2. Fase due: disinfezione
La disinfezione include quell’insieme di operazioni che consentono di distruggere o inattivare i batteri patogeni pericolosi.
La disinfezione può avvenire tramite diverse modalità. Alcuni processi di disinfezione sono “fisici”, basati sull’utilizzo del calore (fiamma diretta, calore secco o calore umido) o di radiazioni (ionizzanti e UV).
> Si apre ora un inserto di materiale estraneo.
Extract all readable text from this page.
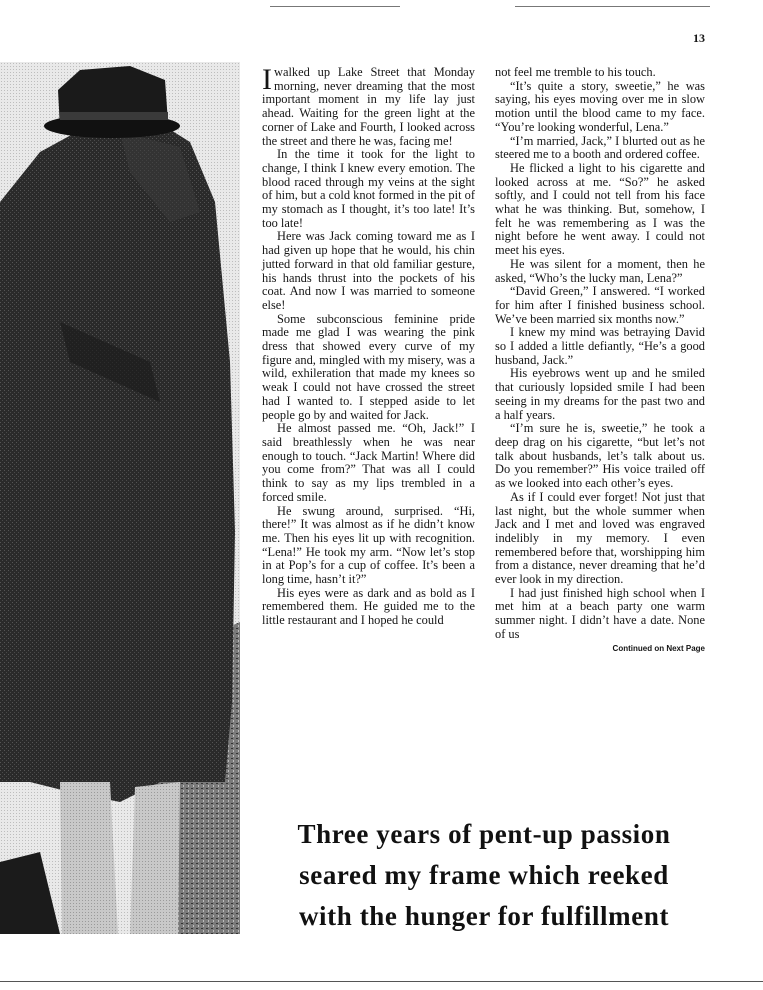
13

Iwalked up Lake Street that Monday morning, never dreaming that the most important moment in my life lay just ahead. Waiting for the green light at the corner of Lake and Fourth, I looked across the street and there he was, facing me!

In the time it took for the light to change, I think I knew every emotion. The blood raced through my veins at the sight of him, but a cold knot formed in the pit of my stomach as I thought, it’s too late! It’s too late!

Here was Jack coming toward me as I had given up hope that he would, his chin jutted forward in that old familiar gesture, his hands thrust into the pockets of his coat. And now I was married to someone else!

Some subconscious feminine pride made me glad I was wearing the pink dress that showed every curve of my figure and, mingled with my misery, was a wild, exhileration that made my knees so weak I could not have crossed the street had I wanted to. I stepped aside to let people go by and waited for Jack.

He almost passed me. “Oh, Jack!” I said breathlessly when he was near enough to touch. “Jack Martin! Where did you come from?” That was all I could think to say as my lips trembled in a forced smile.

He swung around, surprised. “Hi, there!” It was almost as if he didn’t know me. Then his eyes lit up with recognition. “Lena!” He took my arm. “Now let’s stop in at Pop’s for a cup of coffee. It’s been a long time, hasn’t it?”

His eyes were as dark and as bold as I remembered them. He guided me to the little restaurant and I hoped he could

not feel me tremble to his touch.

“It’s quite a story, sweetie,” he was saying, his eyes moving over me in slow motion until the blood came to my face. “You’re looking wonderful, Lena.”

“I’m married, Jack,” I blurted out as he steered me to a booth and ordered coffee.

He flicked a light to his cigarette and looked across at me. “So?” he asked softly, and I could not tell from his face what he was thinking. But, somehow, I felt he was remembering as I was the night before he went away. I could not meet his eyes.

He was silent for a moment, then he asked, “Who’s the lucky man, Lena?”

“David Green,” I answered. “I worked for him after I finished business school. We’ve been married six months now.”

I knew my mind was betraying David so I added a little defiantly, “He’s a good husband, Jack.”

His eyebrows went up and he smiled that curiously lopsided smile I had been seeing in my dreams for the past two and a half years.

“I’m sure he is, sweetie,” he took a deep drag on his cigarette, “but let’s not talk about husbands, let’s talk about us. Do you remember?” His voice trailed off as we looked into each other’s eyes.

As if I could ever forget! Not just that last night, but the whole summer when Jack and I met and loved was engraved indelibly in my memory. I even remembered before that, worshipping him from a distance, never dreaming that he’d ever look in my direction.

I had just finished high school when I met him at a beach party one warm summer night. I didn’t have a date. None of us

Continued on Next Page
Three years of pent-up passion
seared my frame which reeked
with the hunger for fulfillment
Esistono poi tutta una serie di disinfettanti di tipo chimico, composti da sostanze quali cloroderivati, quaternati d’ammonio, componenti a base di iodio, aldeidi, sostanze che liberano ossigeno (es. acqua ossigenata, acido peracetico), galcoli (alcol etilico, alcol metilico etc).
La scelta della giusta tipologia di disinfezione non è né banale né scontata, e deve tenere in considerazione diversi elementi, come ad esempio:
- Il problema dei residui chimici della disinfezione
- Il problema della corrosione delle superfici, legato all’aggressività degli agenti disinfettanti
- La natura dello sporco – zuccheri, grassi, proteine e lipidi sono più o meno sensibili a determinate sostanze, quindi a ogni prodotto trattato (carni, pasta, frutta e verdura, conserve, dolci, alcolici eccetera) corrisponderà il “giusto” disinfettante
Come se tutto questo non bastasse, è poi necessario che, nella pratica quotidiana, il trattamento di disinfezione venga applicato in modo assolutamente rigoroso: la concentrazione del germicida deve essere quella esatta, così come la durata dell’esposizione e la temperatura della soluzione.
In campo alimentare, infatti, anche solo una piccola disattenzione, un tempo di applicazione insufficiente o giocare al risparmio sulla quantità di disinfettante significa far sopravvivere batteri molto nocivi e mettere a rischio la salute dei consumatori finali dei prodotti alimentari!
Insomma, la pulizia non è una cosa semplice come potrebbe sembrare! Per questo, soprattutto in un ambito delicato come quello dell’industria alimentare, è meglio rivolgersi sempre a professionisti in grado di valutare le soluzioni migliori da adottare sulla base del piano HACCP e che possono fornire personale qualificato e consapevole dei rischi e delle procedure adeguate.